The new execution policy outlined by the Department of Rehabilitation and Correction on Friday comes just days after the state's last supplies of pentobarbital expired. The drug maker decided in 2011 to prohibit future sales of the product for use in capital punishment.
The new policy will allow executioners to use an alternative intravenous drug combination — the sedative midazolam with the opiate hydromorphone — if expired pentobarbital is deemed unusable or if new supplies of the drug are unavailable.
The state's last dose of unexpired pentobarbital was used to put condemned killer Harry Mitts to death Sept. 15 for shooting two people, including a suburban Cleveland police officer.
The state would need to rely on compounding pharmacies for any new pentobarbital, a process that might also require legislation to protect those pharmacies from lawsuits by capital punishment opponents.
It was not immediately clear which of the new options would be used in the November execution of Ronald Phillips, sentenced to die for raping and killing his girlfriend's 3-year-old daughter in Akron in 1993. A federal judge has indicated he'll review the new policy before further executions go forward.
The original manufacturer of pentobarbital, Denmark-based Lundbeck Inc., had put the drug off-limits for executions, and required that prohibition remain when it sold the product in 2011 to Lake Forest, Ill.-based Akorn Inc.
As a result, supplies had dried up in Ohio and around the country.
Friday's announcement is the third time the state has made a change related to the drug it uses in lethal injection.
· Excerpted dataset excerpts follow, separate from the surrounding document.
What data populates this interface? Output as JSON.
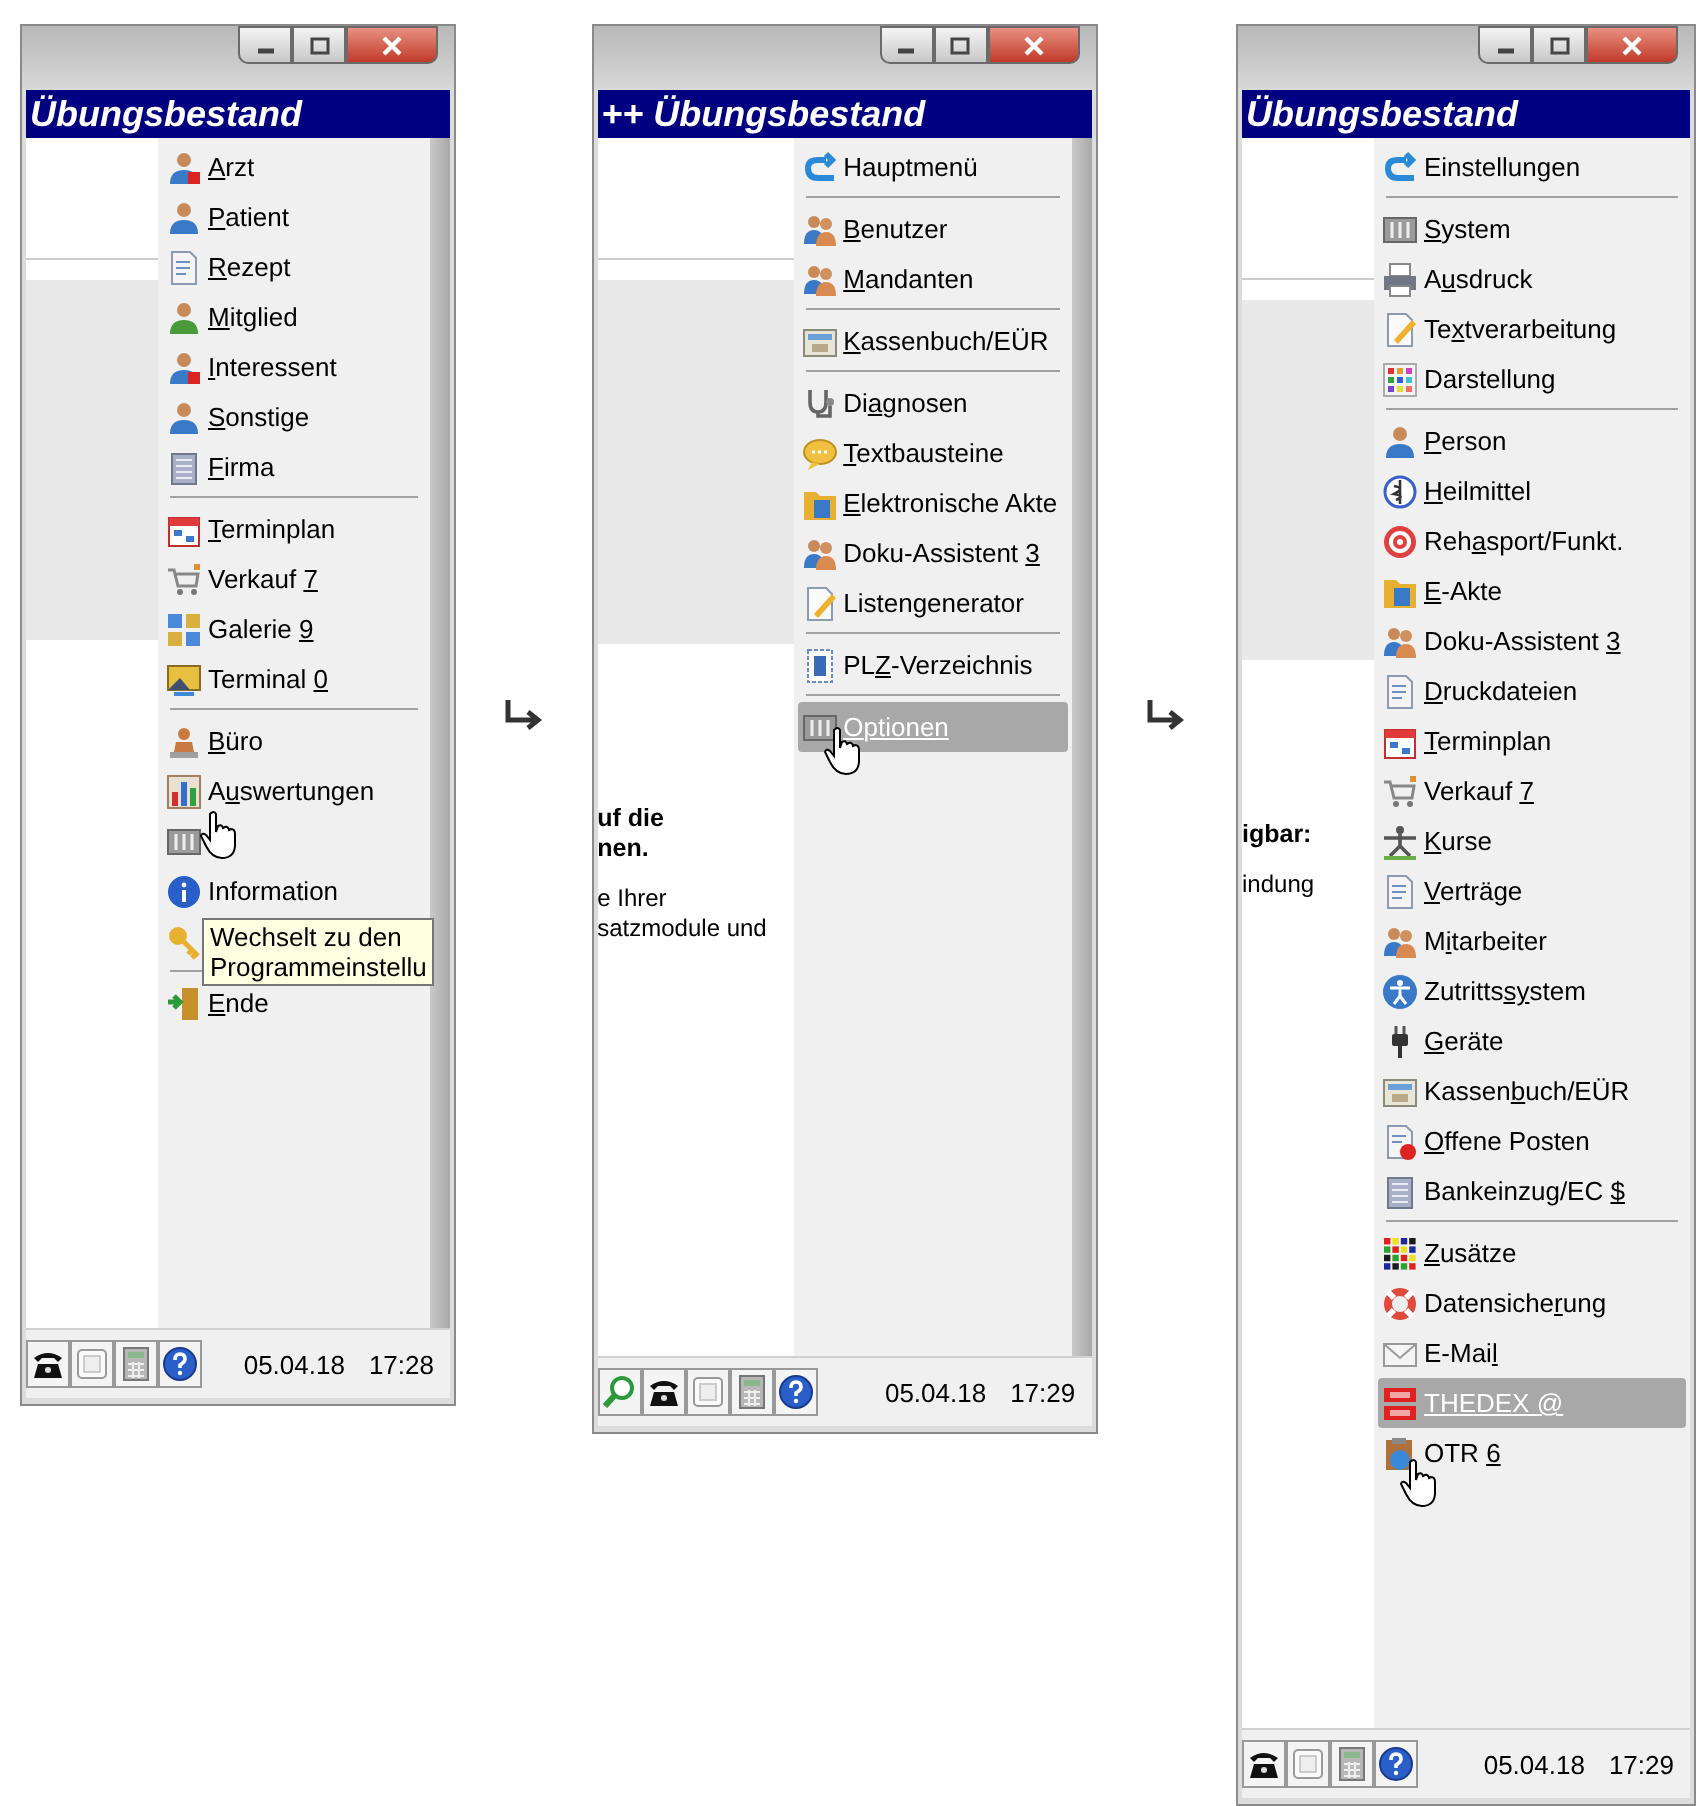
{
  "panels": [
    {
      "title": "Übungsbestand",
      "menu": [
        {
          "kind": "item",
          "key": "A",
          "post": "rzt",
          "selected": false
        },
        {
          "kind": "item",
          "key": "P",
          "post": "atient",
          "selected": false
        },
        {
          "kind": "item",
          "key": "R",
          "post": "ezept",
          "selected": false
        },
        {
          "kind": "item",
          "key": "M",
          "post": "itglied",
          "selected": false
        },
        {
          "kind": "item",
          "key": "I",
          "post": "nteressent",
          "selected": false
        },
        {
          "kind": "item",
          "key": "S",
          "post": "onstige",
          "selected": false
        },
        {
          "kind": "item",
          "key": "F",
          "post": "irma",
          "selected": false
        },
        {
          "kind": "separator"
        },
        {
          "kind": "item",
          "key": "T",
          "post": "erminplan",
          "selected": false
        },
        {
          "kind": "item",
          "pre": "Verkauf ",
          "key": "7",
          "selected": false
        },
        {
          "kind": "item",
          "pre": "Galerie ",
          "key": "9",
          "selected": false
        },
        {
          "kind": "item",
          "pre": "Terminal ",
          "key": "0",
          "selected": false
        },
        {
          "kind": "separator"
        },
        {
          "kind": "item",
          "key": "B",
          "post": "üro",
          "selected": false
        },
        {
          "kind": "item",
          "pre": "A",
          "key": "u",
          "post": "swertungen",
          "selected": false
        },
        {
          "kind": "icon_only",
          "selected": false
        },
        {
          "kind": "item",
          "label": "Information",
          "selected": false
        },
        {
          "kind": "icon_only",
          "selected": false
        },
        {
          "kind": "separator"
        },
        {
          "kind": "item",
          "key": "E",
          "post": "nde",
          "selected": false
        }
      ],
      "tooltip": "Wechselt zu den\nProgrammeinstellu",
      "status_bar": {
        "date": "05.04.18",
        "time": "17:28"
      }
    },
    {
      "title": "++ Übungsbestand",
      "menu": [
        {
          "kind": "item",
          "label": "Hauptmenü",
          "selected": false
        },
        {
          "kind": "separator"
        },
        {
          "kind": "item",
          "key": "B",
          "post": "enutzer",
          "selected": false
        },
        {
          "kind": "item",
          "key": "M",
          "post": "andanten",
          "selected": false
        },
        {
          "kind": "separator"
        },
        {
          "kind": "item",
          "key": "K",
          "post": "assenbuch/EÜR",
          "selected": false
        },
        {
          "kind": "separator"
        },
        {
          "kind": "item",
          "pre": "Di",
          "key": "a",
          "post": "gnosen",
          "selected": false
        },
        {
          "kind": "item",
          "key": "T",
          "post": "extbausteine",
          "selected": false
        },
        {
          "kind": "item",
          "key": "E",
          "post": "lektronische Akte",
          "selected": false
        },
        {
          "kind": "item",
          "pre": "Doku-Assistent ",
          "key": "3",
          "selected": false
        },
        {
          "kind": "item",
          "label": "Listengenerator",
          "selected": false
        },
        {
          "kind": "separator"
        },
        {
          "kind": "item",
          "pre": "PL",
          "key": "Z",
          "post": "-Verzeichnis",
          "selected": false
        },
        {
          "kind": "separator"
        },
        {
          "kind": "item",
          "key": "O",
          "post": "ptionen",
          "selected": true
        }
      ],
      "content_text": [
        {
          "text": "uf die\nnen.",
          "bold": true
        },
        {
          "text": "e Ihrer\nsatzmodule und",
          "bold": false
        }
      ],
      "status_bar": {
        "date": "05.04.18",
        "time": "17:29"
      }
    },
    {
      "title": "Übungsbestand",
      "menu": [
        {
          "kind": "item",
          "label": "Einstellungen",
          "selected": false
        },
        {
          "kind": "separator"
        },
        {
          "kind": "item",
          "key": "S",
          "post": "ystem",
          "selected": false
        },
        {
          "kind": "item",
          "pre": "A",
          "key": "u",
          "post": "sdruck",
          "selected": false
        },
        {
          "kind": "item",
          "pre": "Te",
          "key": "x",
          "post": "tverarbeitung",
          "selected": false
        },
        {
          "kind": "item",
          "pre": "Darstellun",
          "key": "g",
          "selected": false
        },
        {
          "kind": "separator"
        },
        {
          "kind": "item",
          "key": "P",
          "post": "erson",
          "selected": false
        },
        {
          "kind": "item",
          "key": "H",
          "post": "eilmittel",
          "selected": false
        },
        {
          "kind": "item",
          "pre": "Reh",
          "key": "a",
          "post": "sport/Funkt.",
          "selected": false
        },
        {
          "kind": "item",
          "key": "E",
          "post": "-Akte",
          "selected": false
        },
        {
          "kind": "item",
          "pre": "Doku-Assistent ",
          "key": "3",
          "selected": false
        },
        {
          "kind": "item",
          "key": "D",
          "post": "ruckdateien",
          "selected": false
        },
        {
          "kind": "item",
          "key": "T",
          "post": "erminplan",
          "selected": false
        },
        {
          "kind": "item",
          "pre": "Verkauf ",
          "key": "7",
          "selected": false
        },
        {
          "kind": "item",
          "key": "K",
          "post": "urse",
          "selected": false
        },
        {
          "kind": "item",
          "key": "V",
          "post": "erträge",
          "selected": false
        },
        {
          "kind": "item",
          "pre": "M",
          "key": "i",
          "post": "tarbeiter",
          "selected": false
        },
        {
          "kind": "item",
          "pre": "Zutritts",
          "key": "sy",
          "post": "stem",
          "selected": false
        },
        {
          "kind": "item",
          "key": "G",
          "post": "eräte",
          "selected": false
        },
        {
          "kind": "item",
          "pre": "Kassen",
          "key": "b",
          "post": "uch/EÜR",
          "selected": false
        },
        {
          "kind": "item",
          "key": "O",
          "post": "ffene Posten",
          "selected": false
        },
        {
          "kind": "item",
          "pre": "Bankeinzug/EC ",
          "key": "$",
          "selected": false
        },
        {
          "kind": "separator"
        },
        {
          "kind": "item",
          "key": "Z",
          "post": "usätze",
          "selected": false
        },
        {
          "kind": "item",
          "pre": "Datensiche",
          "key": "r",
          "post": "ung",
          "selected": false
        },
        {
          "kind": "item",
          "pre": "E-Mai",
          "key": "l",
          "selected": false
        },
        {
          "kind": "item",
          "pre": "THEDEX ",
          "key": "@",
          "selected": true
        },
        {
          "kind": "item",
          "pre": "OTR ",
          "key": "6",
          "selected": false
        }
      ],
      "content_text": [
        {
          "text": "igbar:",
          "bold": true
        },
        {
          "text": "indung",
          "bold": false
        }
      ],
      "status_bar": {
        "date": "05.04.18",
        "time": "17:29"
      }
    }
  ]
}
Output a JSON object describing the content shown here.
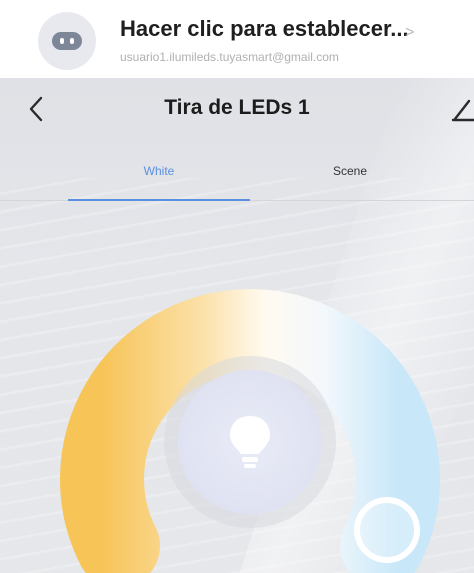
{
  "account": {
    "title": "Hacer clic para establecer...",
    "chevron": ">",
    "email": "usuario1.ilumileds.tuyasmart@gmail.com"
  },
  "device": {
    "title": "Tira de LEDs 1",
    "tabs": [
      {
        "label": "White",
        "active": true
      },
      {
        "label": "Scene",
        "active": false
      }
    ]
  },
  "colors": {
    "accent": "#5b8fe0",
    "warm": "#f8c96a",
    "cool": "#cfe9f7"
  },
  "icons": {
    "back": "chevron-left-icon",
    "edit": "pencil-icon",
    "bulb": "light-bulb-icon"
  }
}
In 2009, Ohio switched to a single dose of sodium thiopental. In 2011, it switched to pentobarbital when the manufacturer of sodium thiopental also restricted its distribution.
Among other states struggling to find alternatives are Georgia, Missouri and Arkansas. A legal challenge has placed Missouri's proposal to use propofol on hold, and anesthesiologists are asking the state to reconsider out of fear it could lead to restrictions of the drug needed for hospital use.
Arkansas' governor has held off scheduling executions as the state's Department of Correction plans to rewrite its lethal injection procedure to include a different drug or drugs and as prisoners continue to challenge the state's new execution law in court.
In Georgia, after the state's supply of pentobarbital expired in March, it acquired the drug from a compounding pharmacy. A lawsuit is challenging the state's decision to shield the pharmacy and contends the drug could be unsafe.
Ohio already had a backup method that involved injecting midazolam and hydromorphone into muscles. That method has never been used.